1 Mellor, Anne K. “Righting the Wrongs of Woman: Mary Wollstonecraft’s.” Nineteenth-Century Contexts 19.4 (1996): 413-24. Print.


2 comments on “Society made Slaves out of Women, and Monsters out of Men

  1. kellyja03 says:

    Meghan, to start off I really enjoyed reading your trial. Your title was catchy and the quote from the trial at the beginning was a great idea. I also enjoyed how the first paragraph worked as it read really well and I was intrigued to read the rest.

    For the record, anything I may say here should not take away from the fact that I loved your trial. I did not realize how much I would enjoy reading other classmates trials. It is a very interesting choice, I feel like I researched it myself with all the information you give along with your argument.

    I personally would have not literally said “In this blog I am going to argue..” but it may in fact work here. You may want to check for some simple things such as comma splice errors and some areas where commas are needed. Also, check for misuses of then/than and others like this. Some of your paragraphs could be split into two because a few have a slight topic shift. Maybe in your last paragraph start a new one at “In the end” and see if that works, although you may have to do some adjusting.

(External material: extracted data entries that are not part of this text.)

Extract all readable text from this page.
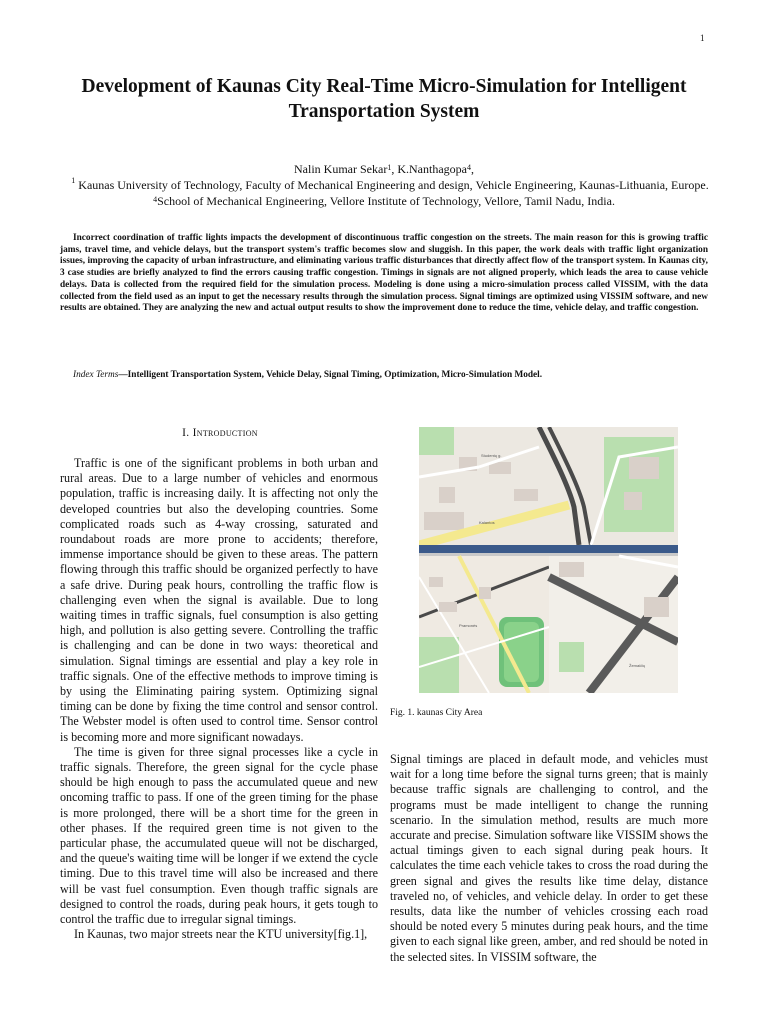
1
Development of Kaunas City Real-Time Micro-Simulation for Intelligent Transportation System
Nalin Kumar Sekar$^1$, K.Nanthagopa$^4$,
$^1$ Kaunas University of Technology, Faculty of Mechanical Engineering and design, Vehicle Engineering, Kaunas-Lithuania, Europe.
$^4$School of Mechanical Engineering, Vellore Institute of Technology, Vellore, Tamil Nadu, India.
Incorrect coordination of traffic lights impacts the development of discontinuous traffic congestion on the streets. The main reason for this is growing traffic jams, travel time, and vehicle delays, but the transport system's traffic becomes slow and sluggish. In this paper, the work deals with traffic light organization issues, improving the capacity of urban infrastructure, and eliminating various traffic disturbances that directly affect flow of the transport system. In Kaunas city, 3 case studies are briefly analyzed to find the errors causing traffic congestion. Timings in signals are not aligned properly, which leads the area to cause vehicle delays. Data is collected from the required field for the simulation process. Modeling is done using a micro-simulation process called VISSIM, with the data collected from the field used as an input to get the necessary results through the simulation process. Signal timings are optimized using VISSIM software, and new results are obtained. They are analyzing the new and actual output results to show the improvement done to reduce the time, vehicle delay, and traffic congestion.
Index Terms—Intelligent Transportation System, Vehicle Delay, Signal Timing, Optimization, Micro-Simulation Model.
I. Introduction

Traffic is one of the significant problems in both urban and rural areas. Due to a large number of vehicles and enormous population, traffic is increasing daily. It is affecting not only the developed countries but also the developing countries. Some complicated roads such as 4-way crossing, saturated and roundabout roads are more prone to accidents; therefore, immense importance should be given to these areas. The pattern flowing through this traffic should be organized perfectly to have a safe drive. During peak hours, controlling the traffic flow is challenging even when the signal is available. Due to long waiting times in traffic signals, fuel consumption is also getting high, and pollution is also getting severe. Controlling the traffic is challenging and can be done in two ways: theoretical and simulation. Signal timings are essential and play a key role in traffic signals. One of the effective methods to improve timing is by using the Eliminating pairing system. Optimizing signal timing can be done by fixing the time control and sensor control. The Webster model is often used to control time. Sensor control is becoming more and more significant nowadays.

The time is given for three signal processes like a cycle in traffic signals. Therefore, the green signal for the cycle phase should be high enough to pass the accumulated queue and new oncoming traffic to pass. If one of the green timing for the phase is more prolonged, there will be a short time for the green in other phases. If the required green time is not given to the particular phase, the accumulated queue will not be discharged, and the queue's waiting time will be longer if we extend the cycle timing. Due to this travel time will also be increased and there will be vast fuel consumption. Even though traffic signals are designed to control the roads, during peak hours, it gets tough to control the traffic due to irregular signal timings.

In Kaunas, two major streets near the KTU university[fig.1],

Kalantos
Studentų g.
Pramonės
Žemaičių
Fig. 1. kaunas City Area

Signal timings are placed in default mode, and vehicles must wait for a long time before the signal turns green; that is mainly because traffic signals are challenging to control, and the programs must be made intelligent to change the running scenario. In the simulation method, results are much more accurate and precise. Simulation software like VISSIM shows the actual timings given to each signal during peak hours. It calculates the time each vehicle takes to cross the road during the green signal and gives the results like time delay, distance traveled no, of vehicles, and vehicle delay. In order to get these results, data like the number of vehicles crossing each road should be noted every 5 minutes during peak hours, and the time given to each signal like green, amber, and red should be noted in the selected sites. In VISSIM software, the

    I liked the extra research you did, although it was not necessarily needed, I think that most of your extra research added to the readers understanding of not only your trial, but how the 18th century worked. There were a couple spots where it seemed to be mostly trial summary, which I also found it hard to stay away from, especially when no one else has read the trial. Maybe try to integrate your thoughts into the paragraphs where it is mostly explaining the trial.

    I agree with your argument, if this woman had no one to stand for her how can she be convicted without being able to defend herself and why should she continue to put up with this abuse—it isn’t fair.

    Great work!

  2. jerdoyle says:

    I thought your article was an interesting read. You provided great research into the rights of women during this time, which both related to your trial and detailed an aspect of the 18th century. The trial itself was well described with quotes and witness reports about the murder. It really is unfortunate how women had to choose between two evils essentially during that time.

    Like the commenter above me pointed out there are a few instances of misplaced commas and spelling/grammar mistakes. I also agree about using a few more paragraphs to split up the lengthier sections (the paragraph explaining the murder incident being an example). Maybe try reading it aloud next time and these parts will probably stand out, and be easily fixed!

    I also wondered to myself if presenting the trial details and summary first, and then following that part up with the descriptions of women’s trials in the 18th century afterwards would work better. It just seems a bit scattered, but that’s just my opinion. The information is all great and informative though and would work much better if worked into the story narrative.

    I enjoyed your trial, and I think with a bit of a touch up and rewording, it would read even better!